Rating: Summary: My Opinion of Cormac McCarthy Review: As I wrote to a cousin of mine (and this applies to the entire Border Trilogy), Cormac McCarthy makes Hemingway sound like Percy Dovetonsils!
Rating: Summary: It rocks Review: My math teacher at skewl is reading the book and instead of teachin' us square roots he tells from the book, what he has read in the past weeks, it really is a great book!

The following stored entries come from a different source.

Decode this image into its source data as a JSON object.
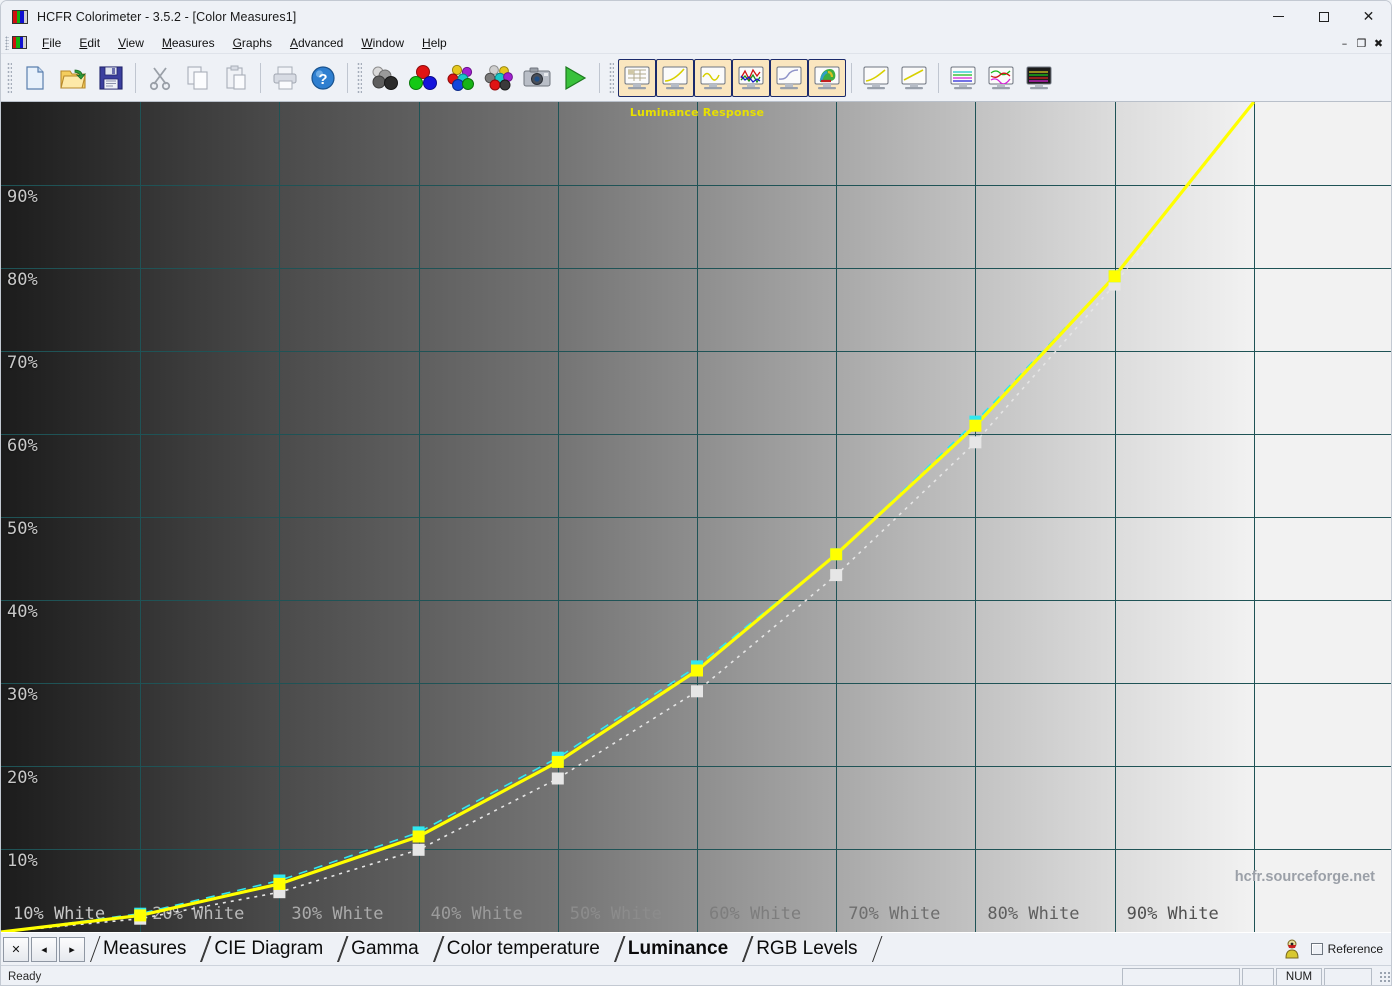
{
  "window": {
    "title": "HCFR Colorimeter - 3.5.2 - [Color Measures1]",
    "app_icon": "hcfr-rgb-icon",
    "minimize_label": "–",
    "maximize_label": "□",
    "close_label": "✕",
    "mdi_minimize_label": "–",
    "mdi_restore_label": "❐",
    "mdi_close_label": "✖"
  },
  "menu": {
    "items": [
      {
        "label": "File",
        "accel": "F"
      },
      {
        "label": "Edit",
        "accel": "E"
      },
      {
        "label": "View",
        "accel": "V"
      },
      {
        "label": "Measures",
        "accel": "M"
      },
      {
        "label": "Graphs",
        "accel": "G"
      },
      {
        "label": "Advanced",
        "accel": "A"
      },
      {
        "label": "Window",
        "accel": "W"
      },
      {
        "label": "Help",
        "accel": "H"
      }
    ]
  },
  "toolbar": {
    "groups": [
      {
        "buttons": [
          {
            "name": "new-document-button",
            "icon": "new-document-icon",
            "selected": false
          },
          {
            "name": "open-document-button",
            "icon": "open-folder-icon",
            "selected": false
          },
          {
            "name": "save-document-button",
            "icon": "floppy-save-icon",
            "selected": false
          }
        ]
      },
      {
        "buttons": [
          {
            "name": "cut-button",
            "icon": "scissors-icon",
            "selected": false
          },
          {
            "name": "copy-button",
            "icon": "copy-icon",
            "selected": false
          },
          {
            "name": "paste-button",
            "icon": "paste-icon",
            "selected": false
          }
        ]
      },
      {
        "buttons": [
          {
            "name": "print-button",
            "icon": "printer-icon",
            "selected": false
          },
          {
            "name": "help-button",
            "icon": "question-help-icon",
            "selected": false
          }
        ]
      },
      {
        "buttons": [
          {
            "name": "measure-grayscale-button",
            "icon": "grayscale-spheres-icon",
            "selected": false
          },
          {
            "name": "measure-primaries-button",
            "icon": "rgb-spheres-icon",
            "selected": false
          },
          {
            "name": "measure-saturations-button",
            "icon": "color-spheres-icon",
            "selected": false
          },
          {
            "name": "measure-full-button",
            "icon": "full-spheres-icon",
            "selected": false
          },
          {
            "name": "single-measure-button",
            "icon": "camera-icon",
            "selected": false
          },
          {
            "name": "run-continuous-button",
            "icon": "play-triangle-icon",
            "selected": false
          }
        ]
      },
      {
        "buttons": [
          {
            "name": "view-measures-grid-button",
            "icon": "monitor-grid-icon",
            "selected": true
          },
          {
            "name": "view-gamma-button",
            "icon": "monitor-curve-icon",
            "selected": true
          },
          {
            "name": "view-color-temp-button",
            "icon": "monitor-wave-icon",
            "selected": true
          },
          {
            "name": "view-rgb-levels-button",
            "icon": "monitor-multicurve-icon",
            "selected": true
          },
          {
            "name": "view-luminance-button",
            "icon": "monitor-softcurve-icon",
            "selected": true
          },
          {
            "name": "view-cie-diagram-button",
            "icon": "monitor-cie-icon",
            "selected": true
          }
        ]
      },
      {
        "buttons": [
          {
            "name": "graph-luminance-button",
            "icon": "monitor-yellow-curve-icon",
            "selected": false
          },
          {
            "name": "graph-gamma-button",
            "icon": "monitor-yellow-line-icon",
            "selected": false
          }
        ]
      },
      {
        "buttons": [
          {
            "name": "graph-rgb-flat-button",
            "icon": "monitor-rgb-flat-icon",
            "selected": false
          },
          {
            "name": "graph-rgb-wave-button",
            "icon": "monitor-rgb-wave-icon",
            "selected": false
          },
          {
            "name": "graph-rgb-full-button",
            "icon": "monitor-rgb-full-icon",
            "selected": false
          }
        ]
      }
    ]
  },
  "chart_data": {
    "type": "line",
    "title": "Luminance Response",
    "xlabel": "",
    "ylabel": "",
    "grid": true,
    "legend_position": "none",
    "watermark": "hcfr.sourceforge.net",
    "xlim": [
      0,
      100
    ],
    "ylim": [
      0,
      100
    ],
    "x_tick_labels": [
      "10% White",
      "20% White",
      "30% White",
      "40% White",
      "50% White",
      "60% White",
      "70% White",
      "80% White",
      "90% White"
    ],
    "y_tick_labels": [
      "10%",
      "20%",
      "30%",
      "40%",
      "50%",
      "60%",
      "70%",
      "80%",
      "90%"
    ],
    "y_ticks": [
      10,
      20,
      30,
      40,
      50,
      60,
      70,
      80,
      90
    ],
    "x": [
      0,
      10,
      20,
      30,
      40,
      50,
      60,
      70,
      80,
      90,
      100
    ],
    "series": [
      {
        "name": "measured-luminance",
        "color": "#ffff00",
        "style": "solid",
        "marker": "square",
        "values": [
          0,
          2.0,
          5.8,
          11.5,
          20.5,
          31.5,
          45.5,
          61.0,
          79.0,
          100.0
        ]
      },
      {
        "name": "reference-luminance",
        "color": "#30e8f0",
        "style": "dashed",
        "marker": "square",
        "values": [
          0,
          2.2,
          6.2,
          12.0,
          21.0,
          32.0,
          45.5,
          61.5,
          79.0,
          100.0
        ]
      },
      {
        "name": "gamma-reference",
        "color": "#e6e6e6",
        "style": "dotted",
        "marker": "square",
        "values": [
          0,
          1.6,
          4.8,
          9.9,
          18.5,
          29.0,
          43.0,
          59.0,
          78.0,
          100.0
        ]
      }
    ],
    "background_bands": [
      "#1c1c1c",
      "#333333",
      "#4b4b4b",
      "#5f5f5f",
      "#747474",
      "#8e8e8e",
      "#a8a8a8",
      "#c2c2c2",
      "#dcdcdc",
      "#f2f2f2"
    ]
  },
  "tabstrip": {
    "close_label": "✕",
    "prev_label": "◂",
    "next_label": "▸",
    "tabs": [
      {
        "label": "Measures",
        "active": false
      },
      {
        "label": "CIE Diagram",
        "active": false
      },
      {
        "label": "Gamma",
        "active": false
      },
      {
        "label": "Color temperature",
        "active": false
      },
      {
        "label": "Luminance",
        "active": true
      },
      {
        "label": "RGB Levels",
        "active": false
      }
    ],
    "helper_icon": "target-person-icon",
    "reference_label": "Reference",
    "reference_checked": false
  },
  "statusbar": {
    "message": "Ready",
    "panes": [
      "",
      "",
      "NUM",
      ""
    ]
  }
}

Rating: Summary: Beyond mere storytelling. Review: Once again Cormac McCarthy uses simple people and events to tell a story of all mankind and the world we take for granted. The protagonist, Billy, hearing the echoes from long dead wolves that once roamed free, decides after capturing the she wolf that has been killing his father's cattle, that he will not add one more to the dead. So he decides to return her to her homeland and supposedly, safety. But that land has vanished. As all lands and creations, natural and man made, eventually must. That sense of vanishing lands, and lives, is the heart of this story. Look at the way the fates of the wolf, then Billy's parents, then the Indians Billy and Boyd discover on their journey, then finally Boyd are all mirrors of what has gone before. The story of the wolf, trying to scratch out a living in a confusing world where nothing that is here today will be the same tomorrow, is beautifully echoed in Boyd's story. The three forms that Boyd takes in the narrative, ending with his poignant return from Mexico, hint that man's fate and the fate of the nature that he destroys - without thinking - every day, are ultimately the same. McCarthy, like other great American writers, (Melville, Faulker, Toni Morrison) is not merely a writer but a prophet. A reminder that in a world of false realities there is still room for the purest (and rarest) of all blessings. The truth.